Stabiliteit en verandering van psychosociale gezondheid en leefstijl bij adolescenten en mogelijkheden voor interventies (2014)
bouwstenen voor het extra contactmoment adolescenten
In de studie Stabiliteit en verandering van psychosociale gezondheid en leefstijl bij adolescenten en mogelijkheden voor interventies staan de aard en het voorkomen van risicogedrag en (psychosociale) gezondheidsproblemen centraal.

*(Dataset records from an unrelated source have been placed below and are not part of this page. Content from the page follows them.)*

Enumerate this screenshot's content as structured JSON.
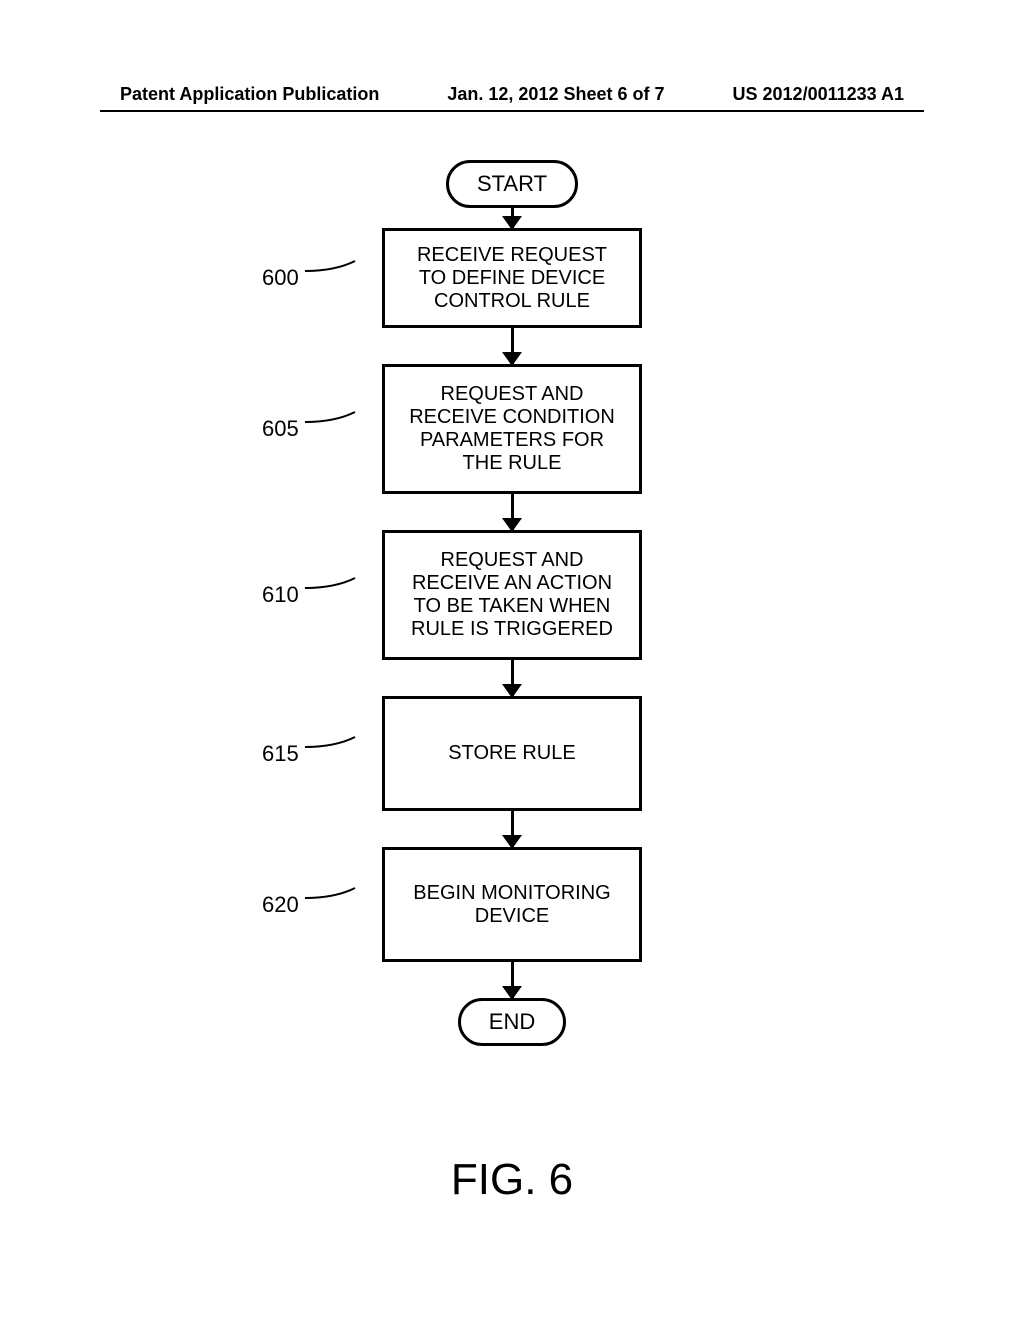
{
  "header": {
    "left": "Patent Application Publication",
    "center": "Jan. 12, 2012  Sheet 6 of 7",
    "right": "US 2012/0011233 A1"
  },
  "flowchart": {
    "start": "START",
    "end": "END",
    "steps": [
      {
        "num": "600",
        "text": "RECEIVE REQUEST TO DEFINE DEVICE CONTROL RULE"
      },
      {
        "num": "605",
        "text": "REQUEST AND RECEIVE CONDITION PARAMETERS FOR THE RULE"
      },
      {
        "num": "610",
        "text": "REQUEST AND RECEIVE AN ACTION TO BE TAKEN WHEN RULE IS TRIGGERED"
      },
      {
        "num": "615",
        "text": "STORE RULE"
      },
      {
        "num": "620",
        "text": "BEGIN MONITORING DEVICE"
      }
    ]
  },
  "figure_label": "FIG. 6"
}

Voor dit onderzoek is gebruik gemaakt van gegevens van de langlopende TRAILS-studie, een unieke studie waarbij meer dan 2000 jongeren vanaf hun 11e jaar zijn gevolgd in hun adolescentie richting volwassenheid. Het onderzoek is vooral gericht op onderwerpen als overgewicht, lichamelijke beweging en voeding, roken, alcohol en cannabisgebruik, depressie en pesten.
Uit het onderzoek blijkt dat aandacht voor overgewicht, middelengebruik en psychische problemen nodig is bij alle jongeren ongeacht hun onderwijsniveau. Na signalering dienen effectieve interventies beschikbaar te zijn om jongeren te begeleiden.
Aan de hand van het onderzoek worden aanbevelingen gedaan voor de beste manier om dit extra contactmoment in te vullen:
- Aandacht voor alle leerlingen, ongeacht hun onderwijsniveau: Aandacht is nodig voor overgewicht, middelengebruik en psychosociale problemen van alle jongeren, ongeacht hun onderwijsniveau. Na signalering dienen effectieve interventies beschikbaar te zijn om jongeren te begeleiden. Met name jongeren met een lager onderwijsniveau hebben vaker een ongezonde leefstijl en/of (psychosociale) gezondheidsproblemen. Bij de invulling van het contactmoment dient hier rekening mee te worden gehouden.
- Risicotaxatie als input voor interventies: Een risicotaxatie-instrument kan helpen om risicogroepen in kaart te brengen en kan tevens helpen bij het kiezen van doelen voor interventies op zowel klassikaal niveau, schoolniveau als gemeenteniveau. Het instrument dient dan een extra doel naast het geven van individuele feedback en verwerven van epidemiologische gegevens. Als een risicotaxatie-instrument wordt gebruikt, kan overwogen worden om dit ook in te zetten voor het contactmoment in de tweede klas van het voortgezet onderwijs.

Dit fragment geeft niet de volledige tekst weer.